Vienna, March 20 – The Kremlin may be thinking about restricting the activities of ethnic groups in the Russian capital that often serve as conduits of information between the far-flung regions of the Russian Federation, on the one hand, and human rights organizations and Western institutions, on the other.
Earlier this year, Valeriy Tishkov, the director of the Moscow Institute of Ethnography who chairs the Commission on Tolerance and Freedom of Conscience in the RF Social Chamber, said that these groups have played a useful role for those studying in the Russian capital or forced to flee because of authoritarian leaders in the region.
“But to everything there is a limit,” Tishkov continued, one “dictated not only by the national interests of the country but also by the norms of political ethics.” And many of these groups have crossed that line by providing materials to “professional international provocateurs” (http://www.mari.ee/rus/articles/polit/2007/02/02_4.html).
This has been particularly the case, the Moscow ethnographer said, in the case of Mari organizations, who have routinely passed information about the situation in Mari El not only to the three Finno-Ugric countries of Estonia, Finland and Hungary but also to various European institutions.
Because Tishkov often reflects the views of the Kremlin, his remarks are chilling. Were these ethnic organizations closed down, that would limit communication between the regions and the outside world and the ability of ethnic groups, especially those without or deprived of territorial institutions to incubate a new generation of leaders.
Disturbingly, that may be precisely the point.
It is important to remember just what these institutions are. They should not be confused with official offices of non-Russian regions in the capital like the Permanent Representation of Sakha-Yakutia which last week marked its 85th anniversary (http://ysia.ru/print.asp?id=160307_12), and which serve as a link between Moscow and regional officialdom.
Instead, these groups in both Moscow and St. Petersburg unite and provide a sense of community to members of ethnic groups who have come to these cities to study, work and live, sometimes voluntarily and sometimes because they have been forced to leave because of political conditions in their home areas.
In the late 1980s and especially in the 1990s, these groups flourished, with many of them meeting frequently and even establishing their own Internet sites. (For a description of these groups, including their hypertext links, in Moscow, see http://www.mdn.ru/ and in St. Petersburg, see http://www.etnosite.ru/).
City officials in the two Russian capitals often have worked closely with these groups. Indeed, Moscow Mayor Yuri Luzhkov routinely casts himself as a patron of their activities. And because of that support, at least some of these groups may be able to resist the pressures Tishkov and those behind him may attempt to bring to bear against them.
But in addition to the loss of a communications channel such pressure might bring, there is now yet another reason why any government moves against these groups would be particularly threatening to the future of ethnic minorities in the Russian Federation.

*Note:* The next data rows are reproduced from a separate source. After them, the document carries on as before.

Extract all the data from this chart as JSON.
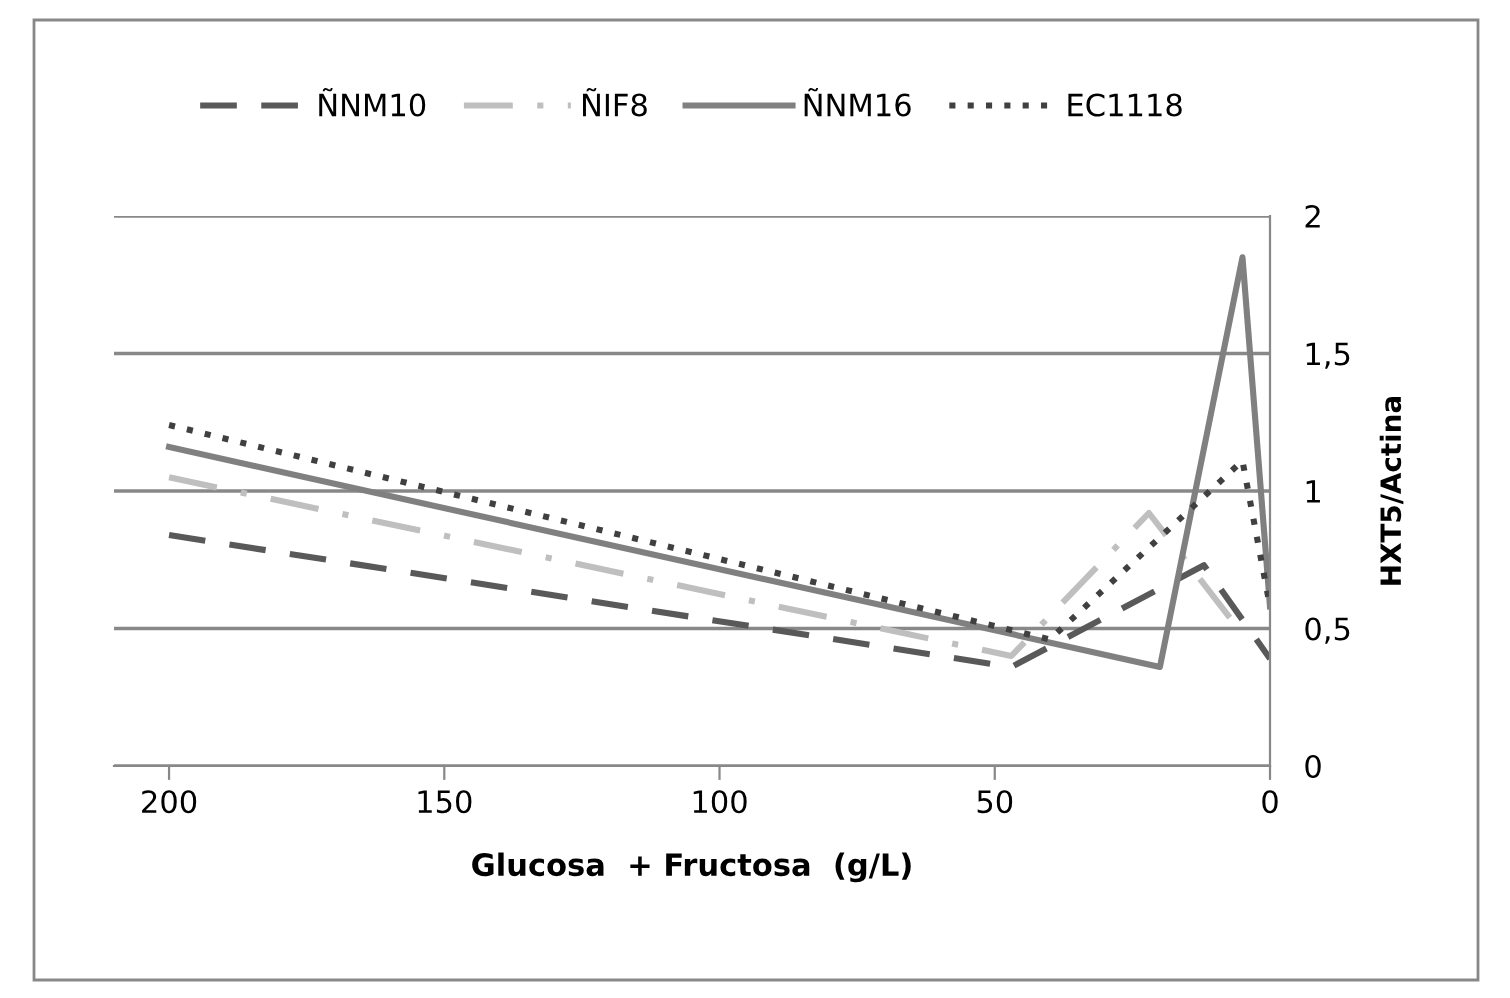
{
  "chart_data": {
    "type": "line",
    "xlabel": "Glucosa  + Fructosa  (g/L)",
    "ylabel": "HXT5/Actina",
    "xlim": [
      210,
      0
    ],
    "xticks": [
      200,
      150,
      100,
      50,
      0
    ],
    "ylim": [
      0,
      2
    ],
    "yticks": [
      0,
      {
        "value": 0.5,
        "label": "0,5"
      },
      1,
      {
        "value": 1.5,
        "label": "1,5"
      },
      2
    ],
    "grid": "y",
    "legend": "top",
    "marker": "none",
    "series": [
      {
        "name": "ÑNM10",
        "color": "#595959",
        "line_style": "dashed",
        "x": [
          200,
          47,
          12,
          0
        ],
        "values": [
          0.84,
          0.36,
          0.73,
          0.39
        ]
      },
      {
        "name": "ÑIF8",
        "color": "#bfbfbf",
        "line_style": "dashdot",
        "x": [
          200,
          47,
          22,
          5
        ],
        "values": [
          1.05,
          0.4,
          0.92,
          0.48
        ]
      },
      {
        "name": "ÑNM16",
        "color": "#808080",
        "line_style": "solid",
        "x": [
          200,
          20,
          5,
          0
        ],
        "values": [
          1.16,
          0.36,
          1.85,
          0.58
        ]
      },
      {
        "name": "EC1118",
        "color": "#404040",
        "line_style": "dotted",
        "x": [
          200,
          40,
          5,
          0
        ],
        "values": [
          1.24,
          0.46,
          1.11,
          0.58
        ]
      }
    ]
  }
}
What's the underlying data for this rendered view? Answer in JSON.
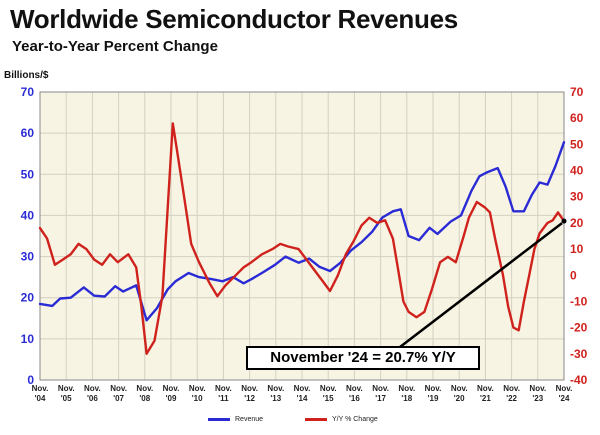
{
  "chart_data": {
    "type": "line",
    "title": "Worldwide Semiconductor Revenues",
    "subtitle": "Year-to-Year Percent Change",
    "y_left_label": "Billions/$",
    "y_left_range": [
      0,
      70
    ],
    "y_left_ticks": [
      "0",
      "10",
      "20",
      "30",
      "40",
      "50",
      "60",
      "70"
    ],
    "y_right_range": [
      -40,
      70
    ],
    "y_right_ticks": [
      "-40",
      "-30",
      "-20",
      "-10",
      "0",
      "10",
      "20",
      "30",
      "40",
      "50",
      "60",
      "70"
    ],
    "x_range": [
      2004.83,
      2024.83
    ],
    "x_ticks": [
      {
        "month": "Nov.",
        "year": "'04"
      },
      {
        "month": "Nov.",
        "year": "'05"
      },
      {
        "month": "Nov.",
        "year": "'06"
      },
      {
        "month": "Nov.",
        "year": "'07"
      },
      {
        "month": "Nov.",
        "year": "'08"
      },
      {
        "month": "Nov.",
        "year": "'09"
      },
      {
        "month": "Nov.",
        "year": "'10"
      },
      {
        "month": "Nov.",
        "year": "'11"
      },
      {
        "month": "Nov.",
        "year": "'12"
      },
      {
        "month": "Nov.",
        "year": "'13"
      },
      {
        "month": "Nov.",
        "year": "'14"
      },
      {
        "month": "Nov.",
        "year": "'15"
      },
      {
        "month": "Nov.",
        "year": "'16"
      },
      {
        "month": "Nov.",
        "year": "'17"
      },
      {
        "month": "Nov.",
        "year": "'18"
      },
      {
        "month": "Nov.",
        "year": "'19"
      },
      {
        "month": "Nov.",
        "year": "'20"
      },
      {
        "month": "Nov.",
        "year": "'21"
      },
      {
        "month": "Nov.",
        "year": "'22"
      },
      {
        "month": "Nov.",
        "year": "'23"
      },
      {
        "month": "Nov.",
        "year": "'24"
      }
    ],
    "grid": true,
    "legend_position": "bottom",
    "series": [
      {
        "name": "Revenue",
        "axis": "left",
        "color": "#2b2bd6",
        "points": [
          [
            2004.83,
            18.5
          ],
          [
            2005.3,
            18.0
          ],
          [
            2005.6,
            19.8
          ],
          [
            2006.0,
            20.0
          ],
          [
            2006.5,
            22.5
          ],
          [
            2006.9,
            20.5
          ],
          [
            2007.3,
            20.3
          ],
          [
            2007.7,
            22.8
          ],
          [
            2008.0,
            21.5
          ],
          [
            2008.5,
            23.0
          ],
          [
            2008.9,
            14.5
          ],
          [
            2009.3,
            17.5
          ],
          [
            2009.7,
            22.0
          ],
          [
            2010.0,
            24.0
          ],
          [
            2010.5,
            26.0
          ],
          [
            2010.9,
            25.0
          ],
          [
            2011.4,
            24.5
          ],
          [
            2011.8,
            24.0
          ],
          [
            2012.2,
            25.0
          ],
          [
            2012.6,
            23.5
          ],
          [
            2012.9,
            24.5
          ],
          [
            2013.3,
            26.0
          ],
          [
            2013.8,
            28.0
          ],
          [
            2014.2,
            30.0
          ],
          [
            2014.7,
            28.5
          ],
          [
            2015.1,
            29.5
          ],
          [
            2015.5,
            27.5
          ],
          [
            2015.9,
            26.5
          ],
          [
            2016.3,
            28.5
          ],
          [
            2016.7,
            31.5
          ],
          [
            2017.1,
            33.5
          ],
          [
            2017.5,
            36.0
          ],
          [
            2017.9,
            39.5
          ],
          [
            2018.3,
            41.0
          ],
          [
            2018.6,
            41.5
          ],
          [
            2018.9,
            35.0
          ],
          [
            2019.3,
            34.0
          ],
          [
            2019.7,
            37.0
          ],
          [
            2020.0,
            35.5
          ],
          [
            2020.5,
            38.5
          ],
          [
            2020.9,
            40.0
          ],
          [
            2021.3,
            46.0
          ],
          [
            2021.6,
            49.5
          ],
          [
            2021.9,
            50.5
          ],
          [
            2022.3,
            51.5
          ],
          [
            2022.6,
            47.0
          ],
          [
            2022.9,
            41.0
          ],
          [
            2023.3,
            41.0
          ],
          [
            2023.6,
            45.0
          ],
          [
            2023.9,
            48.0
          ],
          [
            2024.2,
            47.5
          ],
          [
            2024.5,
            52.0
          ],
          [
            2024.83,
            57.8
          ]
        ]
      },
      {
        "name": "Y/Y % Change",
        "axis": "right",
        "color": "#d0221d",
        "points": [
          [
            2004.83,
            18.0
          ],
          [
            2005.1,
            14.0
          ],
          [
            2005.4,
            4.0
          ],
          [
            2005.7,
            6.0
          ],
          [
            2006.0,
            8.0
          ],
          [
            2006.3,
            12.0
          ],
          [
            2006.6,
            10.0
          ],
          [
            2006.9,
            6.0
          ],
          [
            2007.2,
            4.0
          ],
          [
            2007.5,
            8.0
          ],
          [
            2007.8,
            5.0
          ],
          [
            2008.2,
            8.0
          ],
          [
            2008.5,
            3.0
          ],
          [
            2008.7,
            -12.0
          ],
          [
            2008.9,
            -30.0
          ],
          [
            2009.2,
            -25.0
          ],
          [
            2009.5,
            -8.0
          ],
          [
            2009.7,
            25.0
          ],
          [
            2009.9,
            58.0
          ],
          [
            2010.1,
            45.0
          ],
          [
            2010.3,
            32.0
          ],
          [
            2010.6,
            12.0
          ],
          [
            2010.9,
            5.0
          ],
          [
            2011.3,
            -3.0
          ],
          [
            2011.6,
            -8.0
          ],
          [
            2011.9,
            -4.0
          ],
          [
            2012.3,
            0.0
          ],
          [
            2012.6,
            3.0
          ],
          [
            2012.9,
            5.0
          ],
          [
            2013.3,
            8.0
          ],
          [
            2013.7,
            10.0
          ],
          [
            2014.0,
            12.0
          ],
          [
            2014.3,
            11.0
          ],
          [
            2014.7,
            10.0
          ],
          [
            2015.0,
            6.0
          ],
          [
            2015.3,
            2.0
          ],
          [
            2015.6,
            -2.0
          ],
          [
            2015.9,
            -6.0
          ],
          [
            2016.2,
            0.0
          ],
          [
            2016.5,
            8.0
          ],
          [
            2016.8,
            13.0
          ],
          [
            2017.1,
            19.0
          ],
          [
            2017.4,
            22.0
          ],
          [
            2017.7,
            20.0
          ],
          [
            2018.0,
            21.0
          ],
          [
            2018.3,
            14.0
          ],
          [
            2018.5,
            2.0
          ],
          [
            2018.7,
            -10.0
          ],
          [
            2018.9,
            -14.0
          ],
          [
            2019.2,
            -16.0
          ],
          [
            2019.5,
            -14.0
          ],
          [
            2019.8,
            -5.0
          ],
          [
            2020.1,
            5.0
          ],
          [
            2020.4,
            7.0
          ],
          [
            2020.7,
            5.0
          ],
          [
            2021.0,
            15.0
          ],
          [
            2021.2,
            22.0
          ],
          [
            2021.5,
            28.0
          ],
          [
            2021.8,
            26.0
          ],
          [
            2022.0,
            24.0
          ],
          [
            2022.2,
            14.0
          ],
          [
            2022.5,
            0.0
          ],
          [
            2022.7,
            -12.0
          ],
          [
            2022.9,
            -20.0
          ],
          [
            2023.1,
            -21.0
          ],
          [
            2023.3,
            -10.0
          ],
          [
            2023.5,
            0.0
          ],
          [
            2023.7,
            10.0
          ],
          [
            2023.9,
            16.0
          ],
          [
            2024.2,
            20.0
          ],
          [
            2024.4,
            21.0
          ],
          [
            2024.6,
            24.0
          ],
          [
            2024.83,
            20.7
          ]
        ]
      }
    ],
    "annotation": {
      "text": "November '24 = 20.7% Y/Y",
      "point": [
        2024.83,
        20.7
      ],
      "axis": "right"
    }
  },
  "legend": {
    "revenue": "Revenue",
    "yoy": "Y/Y % Change"
  },
  "colors": {
    "revenue": "#2b2bd6",
    "yoy": "#d0221d",
    "plot_bg": "#f7f4e3",
    "grid": "#d4d0c2"
  }
}
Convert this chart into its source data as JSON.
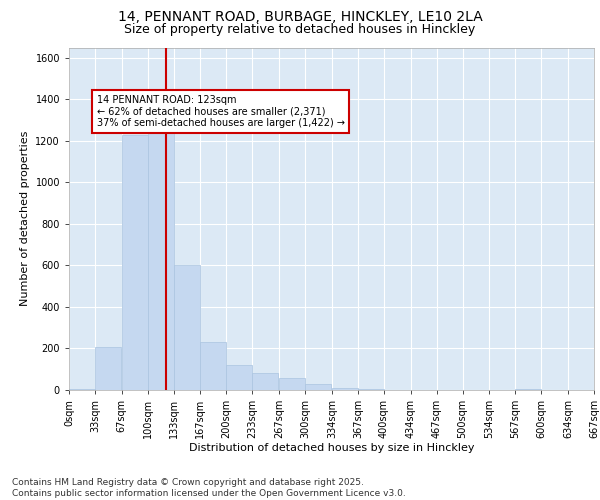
{
  "title1": "14, PENNANT ROAD, BURBAGE, HINCKLEY, LE10 2LA",
  "title2": "Size of property relative to detached houses in Hinckley",
  "xlabel": "Distribution of detached houses by size in Hinckley",
  "ylabel": "Number of detached properties",
  "bin_labels": [
    "0sqm",
    "33sqm",
    "67sqm",
    "100sqm",
    "133sqm",
    "167sqm",
    "200sqm",
    "233sqm",
    "267sqm",
    "300sqm",
    "334sqm",
    "367sqm",
    "400sqm",
    "434sqm",
    "467sqm",
    "500sqm",
    "534sqm",
    "567sqm",
    "600sqm",
    "634sqm",
    "667sqm"
  ],
  "bin_edges": [
    0,
    33,
    67,
    100,
    133,
    167,
    200,
    233,
    267,
    300,
    334,
    367,
    400,
    434,
    467,
    500,
    534,
    567,
    600,
    634,
    667
  ],
  "bar_heights": [
    5,
    205,
    1230,
    1300,
    600,
    230,
    120,
    80,
    60,
    30,
    10,
    5,
    0,
    0,
    0,
    0,
    0,
    5,
    0,
    0,
    0
  ],
  "bar_color": "#c5d8f0",
  "bar_edge_color": "#aac4e0",
  "vline_x": 123,
  "vline_color": "#cc0000",
  "annotation_text": "14 PENNANT ROAD: 123sqm\n← 62% of detached houses are smaller (2,371)\n37% of semi-detached houses are larger (1,422) →",
  "annotation_box_color": "#ffffff",
  "annotation_box_edge": "#cc0000",
  "ylim": [
    0,
    1650
  ],
  "yticks": [
    0,
    200,
    400,
    600,
    800,
    1000,
    1200,
    1400,
    1600
  ],
  "background_color": "#ffffff",
  "plot_bg_color": "#dce9f5",
  "grid_color": "#ffffff",
  "footer1": "Contains HM Land Registry data © Crown copyright and database right 2025.",
  "footer2": "Contains public sector information licensed under the Open Government Licence v3.0.",
  "title_fontsize": 10,
  "subtitle_fontsize": 9,
  "label_fontsize": 8,
  "tick_fontsize": 7,
  "footer_fontsize": 6.5,
  "ann_fontsize": 7
}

That is President Vladimir Putin’s so-far successful drive to reduce the number of federal subjects by folding smaller non-Russian regions into larger surrounding of neighboring ethnic Russian ones. The most recent of these Moscow victories have led to the dissolution of two Buryat autonomous districts.
In the first of these, the Ust-Orda Autonomous District, the Russian authorities have moved to close down any institutions that might support Buryat identity. Indeed, immediately after the vote to include this district into Irkutsk oblast, officials in the latter assigned a tank lieutenant general to tighten the screws there.
Buryat institutions there have been closed, and many Buryats arrested. None of the promises Moscow and Irkutsk made before the vote have been kept. As a result, the local Buryats have few choices but to keep their heads down and hope for a better future (http://babr.ru/index.php?pt=news&event=v1&IDE=36670).
One analysis of the situation there and in the Agin Buryat Autonomous District that following a referendum a week ago will be folded into Chita oblast concludes that the destruction of Buryat statehood in these two cases has only exacerbated the lack of leaders among Buryats as a nation.
Indeed, in an article for “Politicheskiy Irkutsk,” Dmitriy Verkhoturov argues that the Buryats are not so much a well-articulated nation as a group with weak self-identification and few if any leaders who might be in a position to do something about it (http://babr.ru/index.php?pt=news&event=v1&IDE=36606).
In the past, Verkhoturov continues, Buryats might have looked to the structures of their autonomous regions to solve this problem. But now that these have been destroyed, they will have to look elsewhere, in the first instance to ethnic institutions like those in Moscow and other Russian cities.
Such national-cultural institutions are the least tied to existing bureaucracies and the freest to develop a new generation of leaders, the Irkutsk commentator suggests. But if Tishkov and those who share his view get their way, the Buryats and other smaller non-Russian groups may also lose one of their few possibilities to incubate a new elite.